Hi @markd833 , data sending is trigger based so i am expecting a max of 4 5 times in an hour. They will be located next to each other on a rack
Well, you could use a serial port on each device with a very simple protocol.
The various nodes are connected so that:
UNO (Master) Tx -> NodeMCU #1 Rx
NodeMCU #1 Tx -> NodeMCU #2 Rx
NodeMCU #2 Tx -> NodeMCU #3 Rx
NodeMCU #3 Tx -> NodeMCU #4 Rx
NodeMCU #4 Tx -> UNO Rx
The UNO sends out a simple query packet such as [2] (left square bracket is the start marker, 2 is the data /address and right square bracket is the end marker).
NodeMCU #1 receives this packet and knows it is not addressed to it, so simply retransmits the packet.
NodeMCU #2 receives the packet and knows it is addressed to it, so responds with its readings. The data packet might be: [0,reading1,reading2,reading3].
NodeMCU #3 receives this packet and knows it is not addressed to it, so simply retransmits it.
The packet gets passed along until it eventually arrives back at the UNO.
The Serial Input Basics tutorial will get you the basics of packet reception - see example #3.
Hi @markd833 do the node mcus already have adresses that we can reference?
Simple answer is no. You give them simple addresses like 1, 2, 3 etc in your code.
The more complex answer is that they do have addresses relating to their wireless capability but those are over the top for your needs in this project.
So @markd833 what is your opinion about spi in my case. Is it really usable
@markd833 thanks for giving me an idea about this serial communication.

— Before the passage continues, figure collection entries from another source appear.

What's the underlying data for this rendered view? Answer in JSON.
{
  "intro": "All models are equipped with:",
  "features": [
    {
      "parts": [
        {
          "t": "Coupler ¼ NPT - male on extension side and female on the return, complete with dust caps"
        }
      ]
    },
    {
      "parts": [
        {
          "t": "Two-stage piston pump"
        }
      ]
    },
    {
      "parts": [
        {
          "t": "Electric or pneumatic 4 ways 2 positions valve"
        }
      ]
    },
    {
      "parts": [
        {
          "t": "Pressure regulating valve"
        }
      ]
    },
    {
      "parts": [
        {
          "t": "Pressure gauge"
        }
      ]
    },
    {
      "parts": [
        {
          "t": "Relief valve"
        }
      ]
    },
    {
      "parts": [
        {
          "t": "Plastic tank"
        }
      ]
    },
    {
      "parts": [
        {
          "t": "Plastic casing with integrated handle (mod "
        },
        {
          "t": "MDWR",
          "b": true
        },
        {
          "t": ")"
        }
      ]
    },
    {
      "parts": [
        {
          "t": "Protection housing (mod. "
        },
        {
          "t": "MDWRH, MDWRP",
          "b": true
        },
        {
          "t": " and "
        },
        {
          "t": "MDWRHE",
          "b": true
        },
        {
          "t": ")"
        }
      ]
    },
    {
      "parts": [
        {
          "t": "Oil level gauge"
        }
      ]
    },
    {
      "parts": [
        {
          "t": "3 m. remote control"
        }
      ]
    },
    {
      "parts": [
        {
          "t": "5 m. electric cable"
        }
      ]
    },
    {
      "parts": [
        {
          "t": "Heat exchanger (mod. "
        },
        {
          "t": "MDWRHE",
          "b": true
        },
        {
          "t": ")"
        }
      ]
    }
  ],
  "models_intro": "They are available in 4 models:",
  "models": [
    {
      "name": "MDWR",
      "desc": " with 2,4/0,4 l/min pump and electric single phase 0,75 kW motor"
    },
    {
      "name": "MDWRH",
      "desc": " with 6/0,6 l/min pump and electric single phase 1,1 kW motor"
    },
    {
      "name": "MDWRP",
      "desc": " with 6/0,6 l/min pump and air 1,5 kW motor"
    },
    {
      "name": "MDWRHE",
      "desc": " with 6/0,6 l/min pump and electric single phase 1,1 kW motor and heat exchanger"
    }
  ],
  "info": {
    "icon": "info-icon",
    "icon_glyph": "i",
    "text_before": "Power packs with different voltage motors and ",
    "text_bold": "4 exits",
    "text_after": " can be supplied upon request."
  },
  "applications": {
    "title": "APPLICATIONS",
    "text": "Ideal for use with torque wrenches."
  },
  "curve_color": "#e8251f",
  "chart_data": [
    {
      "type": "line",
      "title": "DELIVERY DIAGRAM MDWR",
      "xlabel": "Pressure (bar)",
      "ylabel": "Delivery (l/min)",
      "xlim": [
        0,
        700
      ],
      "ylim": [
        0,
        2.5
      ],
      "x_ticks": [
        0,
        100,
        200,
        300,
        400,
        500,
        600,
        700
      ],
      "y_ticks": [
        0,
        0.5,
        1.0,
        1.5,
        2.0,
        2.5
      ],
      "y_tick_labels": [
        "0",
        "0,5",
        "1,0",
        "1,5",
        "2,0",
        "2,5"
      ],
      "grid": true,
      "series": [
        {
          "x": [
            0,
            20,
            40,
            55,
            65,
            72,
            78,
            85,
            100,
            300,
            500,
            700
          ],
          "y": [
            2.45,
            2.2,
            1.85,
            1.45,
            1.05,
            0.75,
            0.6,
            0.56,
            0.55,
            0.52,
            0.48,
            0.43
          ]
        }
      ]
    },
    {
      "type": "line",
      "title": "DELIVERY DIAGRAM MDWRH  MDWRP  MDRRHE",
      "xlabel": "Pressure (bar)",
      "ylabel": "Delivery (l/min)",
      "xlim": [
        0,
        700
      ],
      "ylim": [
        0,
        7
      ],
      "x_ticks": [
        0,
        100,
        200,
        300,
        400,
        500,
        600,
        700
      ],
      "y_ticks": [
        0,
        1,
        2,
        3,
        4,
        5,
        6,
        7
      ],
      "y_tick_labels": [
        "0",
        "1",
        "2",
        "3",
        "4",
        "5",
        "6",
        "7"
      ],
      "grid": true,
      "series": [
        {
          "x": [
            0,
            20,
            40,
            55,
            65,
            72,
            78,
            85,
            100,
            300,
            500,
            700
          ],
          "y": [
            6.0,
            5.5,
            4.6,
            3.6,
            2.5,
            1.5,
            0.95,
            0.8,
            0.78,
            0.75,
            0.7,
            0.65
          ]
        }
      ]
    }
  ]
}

Will let you know how it goes tmrw😊
Sure you can use SPI. As previously mentioned by several other contributors to this discussion, your UNO selects which NodeMCU it wants to talk to using 1 digital output per NodeMCU. If you have 8 NodeMCUs, then you have 8 digital outputs on the UNO. Each output is an "Oi you, listen up, i'm about to say something" signal to a specific NodeMCU.
I've no experience of SPI on the NodeMCU so can't comment on the library functions available for handling the device in slave mode.
However, SPI is intended to be a high speed interface - which for your project seems overkill.
Using SPI hinges on creating an ESP-as-SoftSPI-slave library.
(Good Luck.)
The logical thing to do is to use one processor, and port expanders.
Leo..
@markd833 this link says that it is not possible to use node mcu as a slave. Is it possible as of now?
Hi @runaway_pancake,
Could you please elaborate on the same .
Thanks
As I said back in post #67:
It's not hard to implement in software - for low speeds.
But there's no reason it can't be used at low speeds - loads of sensors have SPI even where high speed is not required.
Only one pair of pullups per bus - and you would only need one bus.
Addresses are far more scalable than having to dedicate a physical wire per device, IMO!
Please give an example how to implement an SPI slave on an Uno. Somewhat easy for a single byte transfer, almost impossible for multiple bytes in one go without at least double buffering.
and have special hardware for just that communication.
No, not really.
To my pointt - to get to this "NodeMCU as SPI slave" goal you, or someone else, will have to build, basically, a "NodeMCU as SPI slave" library or a bit-bang equivalent (performance unknown).
That's no mean feat.
Thank you for the reply @runaway_pancake. Is UART a good alternative to SPI in this use case?
@DrDiettrich Is UART a good alternative to SPI in this use case?
Asynchronous Serial via the UART ("9600 8N1") - probably not.
At least, not without -- Additional Hardware.